I am a computational biologist in the Computational Genomics Lab of the MRC Human Genetics Unit, University of Edinburgh. My earlier work in the School of Informatics is described on these web pages.

Computational and Systems Biology

Recent collaborations have led to the following results:

Transcription in yeast is a noisy process
With the Bertrand Lab, Montpellier, I have developed stochastic models to explain the cell-to-cell variability observed in single-cell mRNA expression data. Aitken et al. (2010) PLoS ONE 5(1): e8845.

Splicing has multiple rate-limiting steps
A real-time single-cell imaging technique developed in the Bertrand Lab combined with systems modelling shows there to be four rate-limiting steps in co-transcriptional splicing. Schmidt et al. (2011) Journal of Cell Biology 193(5): 819.

Co-transcriptional splicing is more efficient
In collaboration with the Beggs Lab, the kinetics of transcription and splicing in yeast have been modelled in detail. Splicing occurs while the RNA is being transcribed, and we have shown this pathway to be more efficient than post-transcriptional splicing. Aitken et al. (2011) PLoS Computational Biology 7(10): e1002215.

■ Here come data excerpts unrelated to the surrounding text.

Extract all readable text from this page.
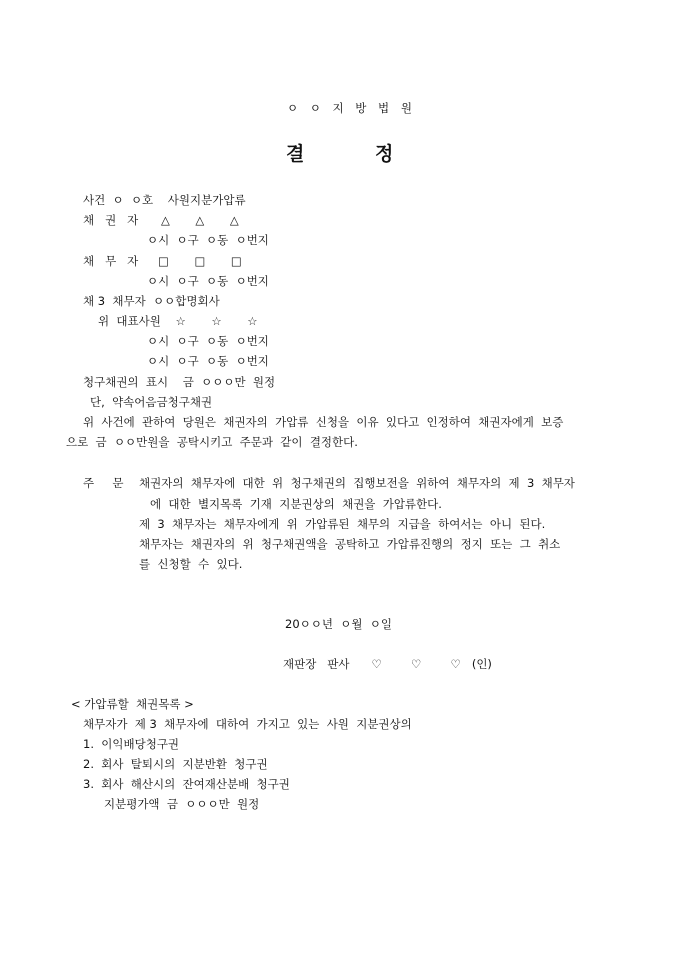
ㅇ ㅇ 지 방 법 원
결	정
사건  ㅇ  ㅇ호    사원지분가압류
채   권   자 △       △       △
ㅇ시  ㅇ구  ㅇ동  ㅇ번지
채   무   자 □       □       □
ㅇ시  ㅇ구  ㅇ동  ㅇ번지
채 3  채무자  ㅇㅇ합명회사
위  대표사원    ☆       ☆       ☆
ㅇ시  ㅇ구  ㅇ동  ㅇ번지
ㅇ시  ㅇ구  ㅇ동  ㅇ번지
청구채권의  표시    금  ㅇㅇㅇ만  원정
단,  약속어음금청구채권
위  사건에  관하여  당원은  채권자의  가압류  신청을  이유  있다고  인정하여  채권자에게  보증
으로  금  ㅇㅇ만원을  공탁시키고  주문과  같이  결정한다.
주     문 채권자의  채무자에  대한  위  청구채권의  집행보전을  위하여  채무자의  제  3  채무자
에  대한  별지목록  기재  지분권상의  채권을  가압류한다.
제  3  채무자는  채무자에게  위  가압류된  채무의  지급을  하여서는  아니  된다.
채무자는  채권자의  위  청구채권액을  공탁하고  가압류진행의  정지  또는  그  취소
를  신청할  수  있다.
20ㅇㅇ년  ㅇ월  ㅇ일
재판장   판사      ♡        ♡        ♡   (인)
< 가압류할  채권목록 >
채무자가  제 3  채무자에  대하여  가지고  있는  사원  지분권상의
1.  이익배당청구권
2.  회사  탈퇴시의  지분반환  청구권
3.  회사  해산시의  잔여재산분배  청구권
지분평가액  금  ㅇㅇㅇ만  원정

Prokaryotic transcription factor binding sites are often palindromic
Under the supervision of Bruce Ward and myself, Alastair Kilpatrick is investigating improved heuristics for use in probabilistic models of transcription factor binding sites in prokaryotes. A measure of motif palindromicity is described in this poster: Kilpatrick et al. (2011) Rocky 9

InterPro signatures are predictive of enzymatic function
Luna De Ferrari has recently published the EnzML technique for assigning enzymatic function to the proteins using their InterPro signatures as a feature space. EnzML can re-annotate entire proteomes with subset accuracy ranging from 87% for A. thaliana and reaching 97% for E. coli. De Ferrari et al. (2012) BMC Bioinformatics 13:61.

Theory

Bayesian evidence analysis tools for systems biology

New methods for model comparison and parameter inference are being developed in a BBSRC strategic tools and resources project. Nested sampling will be used to compute both the Bayesian evidence and the bounds on optimal parameter values for systems models. More details can be found on the project pages.